After the pot is clean, place a stone over the drainage hole to prevent soil from rushing out. Add appropriate soil to a depth of about one quarter full of the pot’s height and hold the plant by the base allowing the untangled roots to dangle in the pot. With one hand holding the plant at rim level, add more soil and gently push it down between the roots with your other hand. Continue doing this while rotating the pot until it is full with patted down soil.

Water the Plant

Gently water your plant on an easy “shower” selection of a nozzle or with a sprinkling watering can until water drains from the hole at the bottom of the pot.

5. De-Bug the Plant

If you are not repotting it, it’s best to rid your plant of any unwanted insects before bringing it inside.

Soak the Container

Drown all insects from the soil by placing the entire container (be sure it has a drainage hole) into a large tub filled with lukewarm water. Submerge the entire pot to above the soil line.

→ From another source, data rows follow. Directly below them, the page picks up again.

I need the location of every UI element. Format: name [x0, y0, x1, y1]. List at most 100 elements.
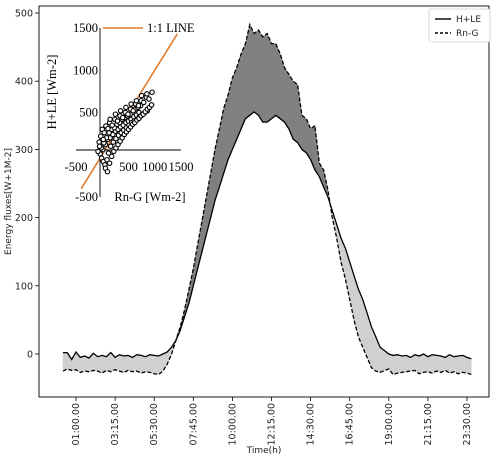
fill-between-segment [466, 357, 472, 375]
fill-between-segment [284, 66, 290, 130]
y-tick-label: 100 [15, 281, 33, 292]
scatter-point [119, 114, 126, 121]
x-tick-label: 12:15.00 [267, 403, 278, 446]
scatter-point [149, 89, 155, 95]
inset-y-axis-label: H+LE [Wm-2] [45, 55, 59, 130]
fill-between-segment [258, 29, 264, 123]
inset-y-tick-label: 1500 [73, 21, 98, 35]
inset-x-axis-label: Rn-G [Wm-2] [114, 190, 185, 204]
y-tick-label: 400 [15, 77, 33, 88]
fill-between-segment [453, 355, 459, 375]
fill-between-segment [297, 84, 303, 151]
scatter-point [133, 97, 140, 104]
series-line-hle [63, 111, 472, 361]
fill-between-segment [232, 67, 237, 150]
fill-between-segment [101, 355, 107, 374]
x-axis-label: Time(h) [246, 446, 282, 456]
inset-x-tick-label: 1500 [169, 160, 194, 174]
fill-between-segment [62, 352, 68, 372]
fill-between-segment [97, 355, 103, 374]
x-tick-label: 01:00.00 [71, 403, 82, 446]
fill-between-segment [419, 353, 424, 375]
inset-y-tick-label: 500 [79, 106, 98, 120]
inset-y-tick-label: 1000 [73, 63, 98, 77]
fill-between-segment [119, 354, 124, 373]
fill-between-segment [271, 43, 277, 120]
main-plot: 0 100 200 300 400 500 01:00.00 03:15.00 05:30.00… [4, 5, 490, 456]
series-line-rng [62, 22, 472, 376]
fill-between-segment [449, 354, 455, 374]
scatter-point [101, 130, 108, 136]
x-tick-label: 19:00.00 [384, 403, 395, 446]
scatter-point [109, 122, 115, 128]
scatter-point [114, 118, 121, 124]
legend-entry-hle: H+LE [456, 15, 481, 25]
fill-between-segment [158, 353, 164, 375]
fill-between-segment [436, 355, 442, 373]
fill-between-segment [293, 80, 298, 143]
fill-between-segment [123, 355, 129, 373]
fill-between-segment [462, 355, 468, 374]
x-tick-label: 07:45.00 [188, 403, 199, 446]
scatter-point [123, 104, 129, 111]
scatter-point [144, 91, 150, 97]
scatter-point [107, 143, 114, 150]
fill-between-segment [314, 125, 320, 178]
x-tick-label: 21:15.00 [423, 403, 434, 446]
scatter-point [105, 150, 112, 156]
fill-between-segment [458, 355, 463, 375]
y-tick-label: 200 [15, 213, 33, 224]
inset-x-tick-label: 1000 [142, 160, 167, 174]
scatter-point [104, 168, 111, 175]
fill-between-segment [136, 354, 142, 374]
scatter-point [135, 102, 142, 109]
x-tick-label: 14:30.00 [306, 403, 317, 446]
scatter-point [146, 96, 152, 102]
fill-between-segment [301, 114, 307, 154]
scatter-point [130, 108, 136, 114]
fill-between-segment [397, 354, 403, 374]
y-tick-label: 0 [27, 350, 33, 361]
fill-between-segment [253, 29, 259, 116]
scatter-point [140, 99, 147, 106]
y-tick-label: 300 [15, 145, 33, 156]
y-tick-label: 500 [15, 9, 33, 20]
fill-between-segment [80, 355, 85, 373]
x-tick-label: 23:30.00 [462, 403, 473, 446]
scatter-point [117, 108, 124, 114]
fill-between-segment [266, 33, 272, 123]
scatter-point [112, 111, 119, 117]
fill-between-segment [145, 354, 151, 373]
legend-box [428, 8, 491, 43]
plot-frame [38, 5, 490, 398]
legend-entry-rng: Rn-G [456, 29, 479, 39]
fill-between-segment [240, 43, 246, 130]
fill-between-segment [392, 354, 398, 375]
x-tick-label: 10:00.00 [227, 403, 238, 446]
inset-legend-label: 1:1 LINE [147, 21, 195, 35]
fill-between-segment [275, 43, 281, 120]
fill-between-segment [432, 354, 437, 374]
scatter-point [128, 101, 134, 107]
scatter-point [125, 111, 131, 117]
scatter-point [100, 136, 107, 143]
fill-between-segment [249, 24, 255, 116]
x-tick-label: 16:45.00 [345, 403, 356, 446]
fill-between-segment [127, 355, 133, 373]
legend: H+LE Rn-G [428, 8, 491, 43]
inset-y-tick-label: -500 [75, 190, 98, 204]
fill-between-segment [153, 355, 159, 375]
scatter-point [107, 116, 113, 123]
fill-between-segment [140, 355, 146, 374]
scatter-point [105, 125, 111, 132]
fill-between-segment [149, 354, 155, 375]
x-tick-label: 05:30.00 [149, 403, 160, 446]
fill-between-segment [262, 33, 268, 123]
scatter-point [96, 143, 103, 150]
scatter-point [95, 148, 101, 155]
y-axis-label: Energy fluxes[W+1M-2] [4, 148, 14, 255]
fill-between-segment [379, 346, 385, 373]
scatter-point [148, 102, 155, 108]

Let it sit for approximately one half hour. This will force any soil dwelling insects to float to the surface.

Skim off any bugs or debris floating on top of the water.

Brush off Leaves

Using a one inch flat brush (found in home or craft stores), sweep off any cobwebs on top and below the leaves. Also brush off the stems of the plant.

Spray Leaves for Insects

Check for any aphids, mites, or any other small insects that may be attached to the leaves and stems. Spray your plant with a solution consisting of a small squirt of dishwashing liquid, a couple of drops of essential oils such as mint or eucalyptus, and about 2 cups of water.

Spray the entire plant making sure to cover the underside of the leaf.

Allow it to dry for about 20 minutes.

If you see you have a few persistent insects, spray the plant with the solution each day for a week. If the infestation persists and the plant is infested with insects, you do not want to bring it inside and you may have to throw out the plant. Do not put it in a compost pile because you do not want to infect your good organic material.

Top Off Soil

Once you have completed these steps, top off the soil with some extra indoor potting soil and fertilizer to ensure your plant has the best ingredients to survive the transition from outside to inside.

6. Begin the Transition

It’s now time to slowly acclimate your plants to their new environment. Begin by bringing them onto an enclosed porch if you have one. Keep them away from drafts. Place them where they will get as much natural light as possible and keep them there for a week. Then follow the steps below.

If you do not have an enclosed porch, place them inside as close to a window as possible, preferably one that receives bright sunlight.

After keeping them by a sunny window for a few days, gradually move them away from direct sunlight to a more low-lit area. Check the amount of sunlight your plant should receive and, finally, place them accordingly.

A grouping of indoor plants by a sunny window

7. Care For Your Plants

Continue to care for your plants according to the type of plants they are. For more information on indoor plants, check out All About Indoor Plants – Info for Beginners and Pet Lovers”, and “How to Care For Indoor Plants – A Little Goes a Long Way“.

Preparing Plants To Come Indoors For Winter

Following the above steps will almost guarantee success in transitioning your plants from outside to indoors. Remember to prepare the inside of your home, give your plants a haircut and trim, repot them if needed, de-bug your plants, do a proper transition, and continue to care for your plants inside.